Gay Squabble #12: Pony Play
In the Ring: Maribel vs. Micah
Content: Micah says his supervisor doesn’t think he can help anyone except trans clients “and it’s fucking demoralizing.” Maribel says it’s not, recalling earlier in her day when a white lady tried to lift her out of her chair and “hold [her] like a baby,” which falls into the category of “shit that happens to [her] all the time.” These are definitely horrifying, ableist things that happened to Maribel — but it’s unclear why any of this is relevant to Micah’s situation or why this has to be framed like this. She also notes once desiring a pony that her Mother did not procure for her, a sentiment I think we can all relate to.

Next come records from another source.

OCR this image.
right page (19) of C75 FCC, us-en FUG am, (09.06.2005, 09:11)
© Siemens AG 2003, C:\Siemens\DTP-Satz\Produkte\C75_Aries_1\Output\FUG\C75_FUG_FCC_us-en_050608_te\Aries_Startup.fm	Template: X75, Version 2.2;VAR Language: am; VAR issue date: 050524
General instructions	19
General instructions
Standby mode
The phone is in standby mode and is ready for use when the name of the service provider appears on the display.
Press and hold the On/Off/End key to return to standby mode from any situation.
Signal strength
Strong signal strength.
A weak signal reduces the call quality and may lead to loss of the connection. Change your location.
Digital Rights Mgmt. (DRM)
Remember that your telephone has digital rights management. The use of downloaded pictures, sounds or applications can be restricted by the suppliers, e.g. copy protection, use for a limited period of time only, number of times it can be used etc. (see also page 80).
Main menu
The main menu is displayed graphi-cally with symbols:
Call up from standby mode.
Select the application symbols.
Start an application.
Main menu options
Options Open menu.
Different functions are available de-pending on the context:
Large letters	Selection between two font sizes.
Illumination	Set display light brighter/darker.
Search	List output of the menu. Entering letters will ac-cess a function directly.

Her final advice is — “people are dumb, they can’t read your mind, so use your damn voice if you want something different.” She adds, “seriously i am SORRY you have to help trans kids. it must be a REAL burden. You’re a saint AND a martyr!”
Finley apologizes on behalf of white people and Micah and Maribel are like 🙄
Who Wins? No
Back in ArtWorld, Bette’s gushing about Pippa Pascal who’s senior thesis at Bard was amazing because “nobody in the mainstream was making art about race and oppression and sexual violence,” but Bette never worked with her ’cause she was too famous.
Then, in 2000, Pippa wrote an Op-Ed in the New York Times calling out the art world for open racism and systematic anti-Blackness and then she vanished into the ether.
Bette embraces Gigi like her little girl has just arrived home from her first day of school clutching a radiant red balloon.